Most upvoted comments

Not failing in the presence of malformed configmaps seems like useful resilience, but I think I’d rather see us solve the first-order problem first, which is getting better synchronous validation of our configmaps.

I forget who I was talking to about this recently, but the tl;dr was: Let’s extend out webhook to validate our configmaps.

Today the key configuration our webhook takes is this map here: https://github.com/knative/serving/blob/c6f7bc48faa2c882539d56719d5b23fdd653ea5c/cmd/webhook/main.go#L108-L123

… which combined with apis.Validatable and apis.Defaultable form the core of our webhook logic.

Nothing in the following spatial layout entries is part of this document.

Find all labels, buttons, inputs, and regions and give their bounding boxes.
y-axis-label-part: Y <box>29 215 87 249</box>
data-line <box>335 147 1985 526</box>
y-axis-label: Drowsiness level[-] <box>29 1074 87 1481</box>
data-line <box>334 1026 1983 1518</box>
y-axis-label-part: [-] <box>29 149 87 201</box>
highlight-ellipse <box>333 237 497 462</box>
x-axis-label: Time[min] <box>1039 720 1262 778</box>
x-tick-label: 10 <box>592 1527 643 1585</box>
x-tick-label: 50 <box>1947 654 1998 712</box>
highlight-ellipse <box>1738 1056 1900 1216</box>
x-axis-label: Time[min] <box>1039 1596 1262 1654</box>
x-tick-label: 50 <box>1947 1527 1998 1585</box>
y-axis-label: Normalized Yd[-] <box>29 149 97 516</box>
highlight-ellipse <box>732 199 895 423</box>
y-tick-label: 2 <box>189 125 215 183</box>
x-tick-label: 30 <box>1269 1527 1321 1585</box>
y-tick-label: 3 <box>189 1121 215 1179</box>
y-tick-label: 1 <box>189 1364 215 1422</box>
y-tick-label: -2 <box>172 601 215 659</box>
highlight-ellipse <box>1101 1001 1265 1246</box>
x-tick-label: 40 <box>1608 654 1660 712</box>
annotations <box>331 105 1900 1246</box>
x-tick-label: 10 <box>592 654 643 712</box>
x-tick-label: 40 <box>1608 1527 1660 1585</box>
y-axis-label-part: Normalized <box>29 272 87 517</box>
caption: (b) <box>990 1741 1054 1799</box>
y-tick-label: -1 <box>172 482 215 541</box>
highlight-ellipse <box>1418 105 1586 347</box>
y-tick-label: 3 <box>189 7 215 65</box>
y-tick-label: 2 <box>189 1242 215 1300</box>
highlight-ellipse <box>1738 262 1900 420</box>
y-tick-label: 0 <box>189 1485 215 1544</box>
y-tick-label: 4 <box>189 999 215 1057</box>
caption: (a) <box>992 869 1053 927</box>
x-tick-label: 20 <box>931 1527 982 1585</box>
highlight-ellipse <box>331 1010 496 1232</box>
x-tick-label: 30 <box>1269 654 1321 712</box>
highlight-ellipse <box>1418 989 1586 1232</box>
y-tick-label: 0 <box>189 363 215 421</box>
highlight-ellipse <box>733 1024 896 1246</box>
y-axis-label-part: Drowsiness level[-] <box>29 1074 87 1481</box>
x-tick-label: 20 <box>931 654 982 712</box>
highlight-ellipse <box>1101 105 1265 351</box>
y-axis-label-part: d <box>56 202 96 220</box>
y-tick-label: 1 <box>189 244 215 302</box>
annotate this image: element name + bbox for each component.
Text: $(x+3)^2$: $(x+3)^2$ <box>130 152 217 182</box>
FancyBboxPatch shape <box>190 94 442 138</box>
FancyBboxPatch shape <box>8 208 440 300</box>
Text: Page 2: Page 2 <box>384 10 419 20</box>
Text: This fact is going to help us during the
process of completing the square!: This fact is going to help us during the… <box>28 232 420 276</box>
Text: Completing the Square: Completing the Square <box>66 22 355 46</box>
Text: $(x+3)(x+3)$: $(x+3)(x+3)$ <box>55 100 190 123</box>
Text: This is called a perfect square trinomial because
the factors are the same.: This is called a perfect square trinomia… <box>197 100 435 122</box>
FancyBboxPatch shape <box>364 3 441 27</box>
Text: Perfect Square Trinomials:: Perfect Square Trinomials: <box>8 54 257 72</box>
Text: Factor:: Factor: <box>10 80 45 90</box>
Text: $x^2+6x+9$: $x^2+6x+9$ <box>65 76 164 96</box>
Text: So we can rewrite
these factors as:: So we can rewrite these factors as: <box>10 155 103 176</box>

I would propose that to synchronously validate ConfigMaps we also allow webhook consumers to provide a mapping like those used in our controllers’ respective stores e.g. here: https://github.com/knative/serving/blob/c6f7bc48faa2c882539d56719d5b23fdd653ea5c/pkg/reconciler/revision/config/store.go#L64-L71

The shared webhook infrastructure would then (when these are provided) register a validating webhook on ConfigMaps in system.Namespace() and dispatch on the ConfigMap name to invoke the appropriate constructor. If it errors, then we would return the error and reject the configmap update synchronously.

I think with such a defense in place, it will be much harder to get into the bad state discussed here, and much more obvious to folks that hit these guard rails what the problem is. @nimakaviani would you be up for tackling this? I think it’d be extremely useful.